All artwork by Gerd Altmann, Freiburg, Deutschland
Is Discretionary Fund Management Destined to be a Mug’s Game?
Published on 28 July 2021
Allan Lane
Allan Lane
Algo-Chain, Co-Founder
One of our clients is looking to buy a Financial Advice business that comes with regulatory permissions to both Advise on Investments and to Management Investments. The essential difference between the two is that with the latter one can offer a Discretionary Fund Management (DFM) service, which in turn provides an extra source of revenues. If a firm offers Financial Advice, how much extra should a buyer be willing to pay if that business also has a DFM service?

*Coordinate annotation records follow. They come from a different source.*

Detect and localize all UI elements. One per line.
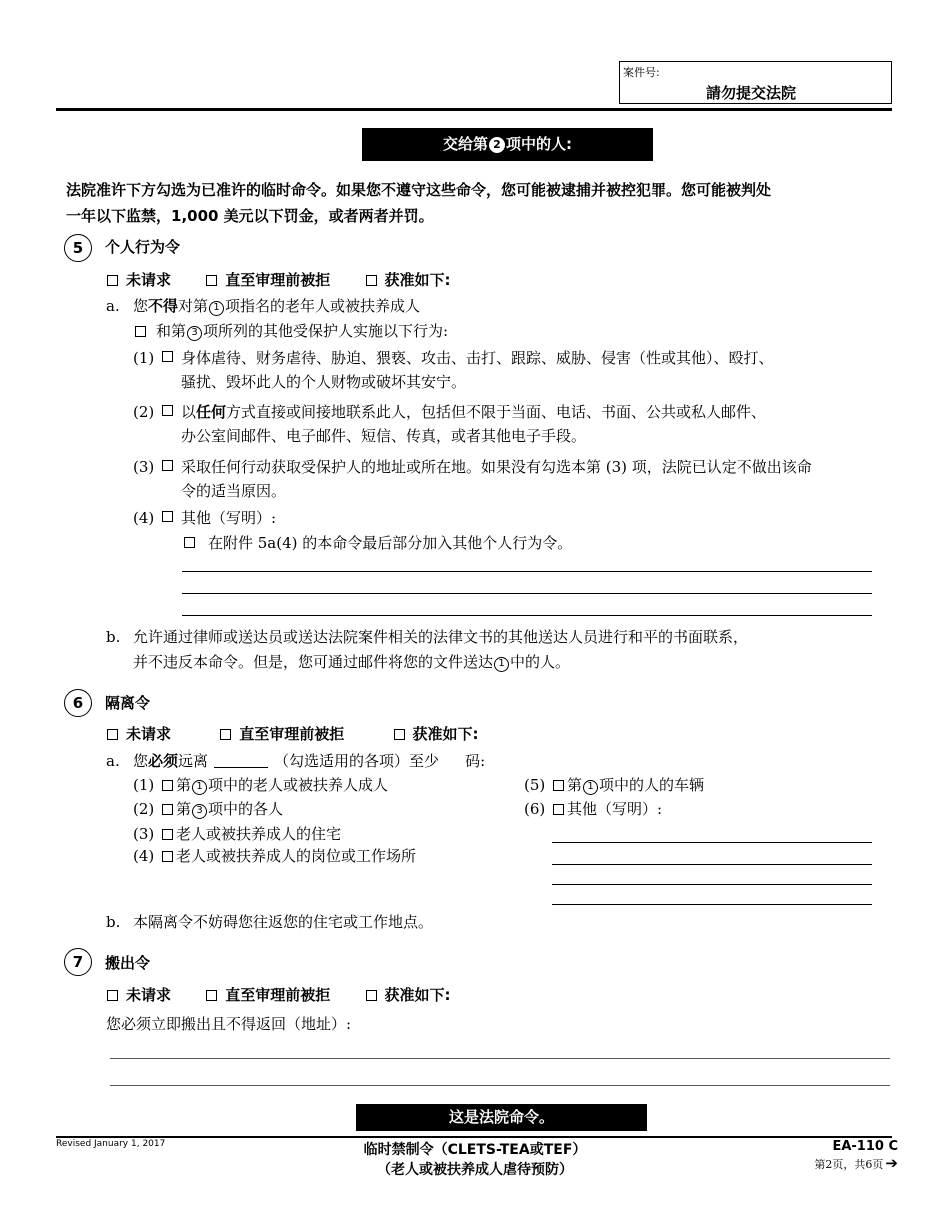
item-4-text: 其他（写明）:	[181, 509, 277, 527]
attachment-5a4-text: 在附件 5a(4) 的本命令最后部分加入其他个人行为令。	[208, 534, 573, 552]
checkbox-opt-3[interactable]	[162, 829, 173, 840]
item-1-label: (1)	[133, 349, 155, 367]
checkbox-opt-6[interactable]	[553, 804, 564, 815]
item-3-circle-icon: 3	[187, 326, 202, 341]
other-stay-away-line-3[interactable]	[552, 884, 872, 885]
item-1-line-1: 身体虐待、财务虐待、胁迫、猥亵、攻击、击打、跟踪、威胁、侵害（性或其他）、殴打、	[181, 349, 774, 367]
case-number-label: 案件号:	[623, 66, 660, 79]
item-2-line-2: 办公室间邮件、电子邮件、短信、传真，或者其他电子手段。	[181, 427, 587, 445]
move-out-address-line-1[interactable]	[110, 1058, 890, 1059]
status-denied[interactable]: 直至审理前被拒	[206, 985, 330, 1005]
item-2-circle-icon: 2	[489, 137, 505, 153]
banner-suffix: 项中的人:	[506, 135, 572, 153]
checkbox-denied[interactable]	[206, 990, 217, 1001]
item-3-line-1: 采取任何行动获取受保护人的地址或所在地。如果没有勾选本第 (3) 项，法院已认定不做出该命	[181, 458, 812, 476]
checkbox-item-3[interactable]	[162, 460, 173, 471]
stay-away-opt-1[interactable]: (1) 第 1 项中的老人或被扶养人成人	[133, 776, 389, 794]
next-page-arrow-icon[interactable]: ➔	[885, 1154, 898, 1172]
section-6-b-label: b.	[106, 913, 121, 931]
section-5-b-line-2: 并不违反本命令。但是，您可通过邮件将您的文件送达 1 中的人。	[133, 653, 571, 671]
checkbox-opt-2[interactable]	[162, 804, 173, 815]
checkbox-item-2[interactable]	[162, 405, 173, 416]
form-id: EA-110 C	[832, 1139, 898, 1154]
top-banner	[362, 128, 653, 161]
other-stay-away-line-1[interactable]	[552, 842, 872, 843]
item-1-line-2: 骚扰、毁坏此人的个人财物或破坏其安宁。	[181, 373, 467, 391]
status-denied[interactable]: 直至审理前被拒	[220, 724, 344, 744]
move-out-address-line-2[interactable]	[110, 1085, 890, 1086]
status-granted[interactable]: 获准如下:	[394, 724, 479, 744]
banner-prefix: 交给第	[442, 135, 488, 153]
case-number-value: 請勿提交法院	[706, 84, 797, 102]
section-6-status	[107, 724, 509, 744]
distance-blank[interactable]	[214, 753, 268, 768]
other-stay-away-line-4[interactable]	[552, 904, 872, 905]
section-6-title: 隔离令	[105, 694, 151, 712]
item-1-circle-icon: 1	[209, 301, 224, 316]
status-not-requested[interactable]: 未请求	[107, 985, 171, 1005]
checkbox-opt-5[interactable]	[553, 780, 564, 791]
checkbox-not-requested[interactable]	[107, 990, 118, 1001]
revised-date: Revised January 1, 2017	[56, 1139, 166, 1149]
page-number: 第2页，共6页 ➔	[814, 1154, 898, 1172]
item-1-circle-icon: 1	[494, 657, 509, 672]
item-2-line-1: 以任何方式直接或间接地联系此人，包括但不限于当面、电话、书面、公共或私人邮件、	[181, 403, 767, 421]
section-6-a-label: a.	[106, 752, 120, 770]
status-not-requested[interactable]: 未请求	[107, 270, 171, 290]
checkbox-granted[interactable]	[366, 990, 377, 1001]
item-4-label: (4)	[133, 509, 155, 527]
section-7-title: 搬出令	[105, 954, 151, 972]
section-5-number: 5	[64, 234, 92, 262]
section-5-status	[107, 270, 481, 290]
item-3-label: (3)	[133, 458, 155, 476]
section-5-b-label: b.	[106, 628, 121, 646]
section-6-b-text: 本隔离令不妨碍您往返您的住宅或工作地点。	[133, 913, 434, 931]
case-number-box[interactable]	[619, 61, 892, 104]
item-1-circle-icon: 1	[583, 780, 598, 795]
checkbox-not-requested[interactable]	[107, 729, 118, 740]
header-rule	[56, 108, 892, 111]
checkbox-opt-4[interactable]	[162, 851, 173, 862]
item-3-line-2: 令的适当原因。	[181, 482, 287, 500]
stay-away-opt-2[interactable]: (2) 第 3 项中的各人	[133, 800, 284, 818]
section-7-text: 您必须立即搬出且不得返回（地址）:	[106, 1015, 352, 1033]
item-2-label: (2)	[133, 403, 155, 421]
status-not-requested[interactable]: 未请求	[107, 724, 171, 744]
checkbox-denied[interactable]	[206, 275, 217, 286]
checkbox-granted[interactable]	[394, 729, 405, 740]
intro-line-2: 一年以下监禁，1,000 美元以下罚金，或者两者并罚。	[66, 207, 434, 225]
section-6-a-text: 您必须远离 （勾选适用的各项）至少 码:	[133, 752, 486, 770]
other-order-line-3[interactable]	[182, 615, 872, 616]
stay-away-opt-3[interactable]: (3) 老人或被扶养成人的住宅	[133, 825, 342, 843]
other-stay-away-line-2[interactable]	[552, 864, 872, 865]
section-5-a-text: 您不得对第 1 项指名的老年人或被扶养成人	[133, 297, 421, 315]
item-1-circle-icon: 1	[192, 780, 207, 795]
checkbox-other-protected[interactable]	[135, 326, 146, 337]
footer-rule	[56, 1136, 892, 1138]
other-order-line-2[interactable]	[182, 593, 872, 594]
checkbox-not-requested[interactable]	[107, 275, 118, 286]
section-5-a-label: a.	[106, 297, 120, 315]
checkbox-granted[interactable]	[366, 275, 377, 286]
other-order-line-1[interactable]	[182, 571, 872, 572]
section-6-number: 6	[64, 689, 92, 717]
status-granted[interactable]: 获准如下:	[366, 985, 451, 1005]
checkbox-denied[interactable]	[220, 729, 231, 740]
checkbox-item-1[interactable]	[162, 351, 173, 362]
status-denied[interactable]: 直至审理前被拒	[206, 270, 330, 290]
section-5-a2-text: 和第 3 项所列的其他受保护人实施以下行为:	[135, 321, 448, 341]
footer-title-2: （老人或被扶养成人虐待预防）	[377, 1162, 573, 1178]
status-granted[interactable]: 获准如下:	[366, 270, 451, 290]
item-3-circle-icon: 3	[192, 804, 207, 819]
stay-away-opt-5[interactable]: (5) 第 1 项中的人的车辆	[524, 776, 705, 794]
section-5-b-line-1: 允许通过律师或送达员或送达法院案件相关的法律文书的其他送达人员进行和平的书面联系，	[133, 628, 749, 646]
footer-title-1: 临时禁制令（CLETS-TEA或TEF）	[363, 1142, 587, 1158]
section-7-number: 7	[64, 948, 92, 976]
section-5-title: 个人行为令	[105, 238, 181, 256]
section-7-status	[107, 985, 481, 1005]
checkbox-opt-1[interactable]	[162, 780, 173, 791]
checkbox-item-4[interactable]	[162, 511, 173, 522]
stay-away-opt-4[interactable]: (4) 老人或被扶养成人的岗位或工作场所	[133, 847, 417, 865]
stay-away-opt-6[interactable]: (6) 其他（写明）:	[524, 800, 663, 818]
court-order-banner: 这是法院命令。	[356, 1104, 647, 1131]
intro-line-1: 法院准许下方勾选为已准许的临时命令。如果您不遵守这些命令，您可能被逮捕并被控犯罪。您可能被判处	[66, 181, 772, 199]
checkbox-attachment-5a4[interactable]	[184, 537, 195, 548]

In a recent survey by Accenture, they estimate that across Europe & Asia, every year over $1.5tr is up for grabs as the process of succession planning unfolds. For this reason, as Wealth Managers look to retain the next generation of clients, staying relevant is now more important than ever. As the ‘digitization’ of the Wealth Management industry continues apace, this is seeing an increasing number of firms looking to optimize their business model. While some firms are looking to purely re-focus on offering financial advice and outsourcing the DFM role, others are buying into the vision of a WealthTech world that would see their business compete in areas once considered out of reach.

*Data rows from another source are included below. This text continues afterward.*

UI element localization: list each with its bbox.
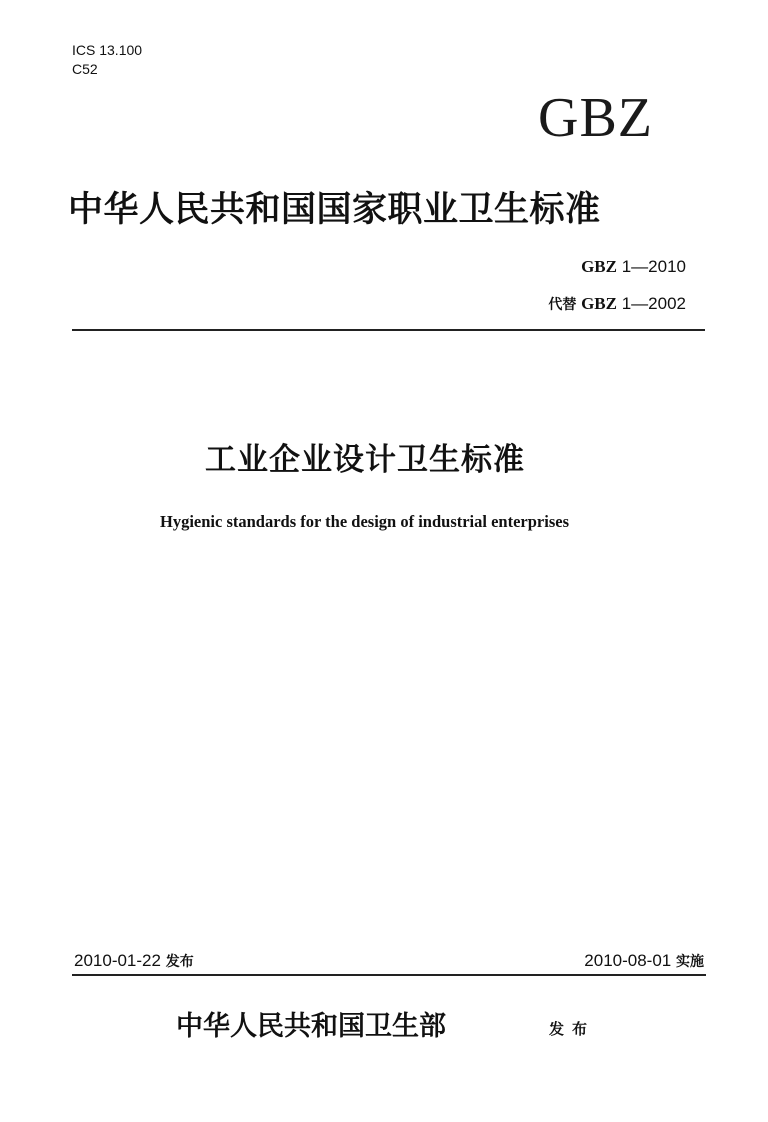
document-title-en: Hygienic standards for the design of industrial enterprises (160, 512, 569, 531)
standard-number-prefix: GBZ (581, 257, 617, 276)
gbz-logo: GBZ (538, 87, 653, 149)
replaces-standard (548, 293, 686, 316)
publish-label: 发布 (549, 1020, 596, 1038)
issue-date (74, 950, 194, 973)
implement-date (584, 950, 704, 973)
top-divider (72, 329, 705, 331)
implement-label: 实施 (676, 954, 704, 970)
issue-label: 发布 (165, 954, 194, 970)
ics-code: ICS 13.100 (72, 42, 143, 58)
issue-date-value: 2010-01-22 (74, 951, 161, 970)
document-title-zh: 工业企业设计卫生标准 (205, 442, 525, 478)
standard-category: 中华人民共和国国家职业卫生标准 (68, 189, 601, 230)
replaces-label: 代替 (548, 297, 577, 313)
implement-date-value: 2010-08-01 (584, 951, 672, 970)
standard-number (581, 256, 686, 278)
bottom-divider (72, 974, 706, 976)
standard-number-value: 1—2010 (621, 257, 686, 276)
publisher: 中华人民共和国卫生部 (176, 1011, 446, 1042)
replaces-prefix: GBZ (581, 294, 617, 313)
ccs-code: C52 (72, 61, 98, 77)
replaces-number: 1—2002 (621, 294, 686, 313)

What does the future hold for these two key components of a Financial Advisor’s business? For all the headlines about Robo advice, more than a fair share of them are neither fully automated nor offer financial planning advice. Most of the activity in the field of buying and selling IFA practices is centred around the idea of consolidation, invariably based on the view that only through scale can one unlock the cost and benefits. It might be fair to say that Robo platforms have left the door open for real life advisors to push against. Yet ironically, in a world of hyper-personalization, many clients now want more for less. Consequently, the real challenge lies in one’s ability to harness technology in a way that delivers both personalization and automation under a single framework.
Automation and low cost model portfolios
While financial planning as a service routinely involves real people, this is less true when managing investments. This may explain why financial advice fees are under less pressure than DFM fees. However, let’s not forget that when managing the wealth of high-net-worth individuals the expectation is different from the case of small retail investors. Even in a world of fixed management fees, it may not be considered good value for money to offer a 100% algo driven investment service.

To this we can add that with the onset of the increased interest in passive funds and ETFs, the boundaries continue to shift and DFM fees continue to remain under pressure. And likewise with the decreasing fees associated with active funds, once could be forgiven in thinking that being an investment manager is a mug’s game.

What about the skill factor, surely that’s worth something? Maybe low-cost Model Portfolios still need a subject matter expert to put them together, and similarly when selecting active funds. Given that over 80% of fund managers fail to beat their benchmarks, then this begs the question: it is possible that over 80% of Discretionary Fund Managers are algo doing a poor job when looking to deliver returns?
The way to build a model portfolios
Well, if investment management is a lot harder than it first looks, then think how hard it will be for DFMs to address the twin challenge of delivering a personalised investment service while looking to deliver a good performance.

This all leads back to the very first question, how much more should I be prepared to pay for a Financial Advisor firm if they also have a DFM service as part of their business? Having a client base is one thing, but to remain relevant and being able to hold onto the next generation of clients on succession planning is the real challenge the industry faces. That number will not be easy to discern when studying the revenues of a Financial Advisor’s business but going forward will be the key ingredient that drives success. What’s clear to me, innovative technology is the only way this challenge can be met.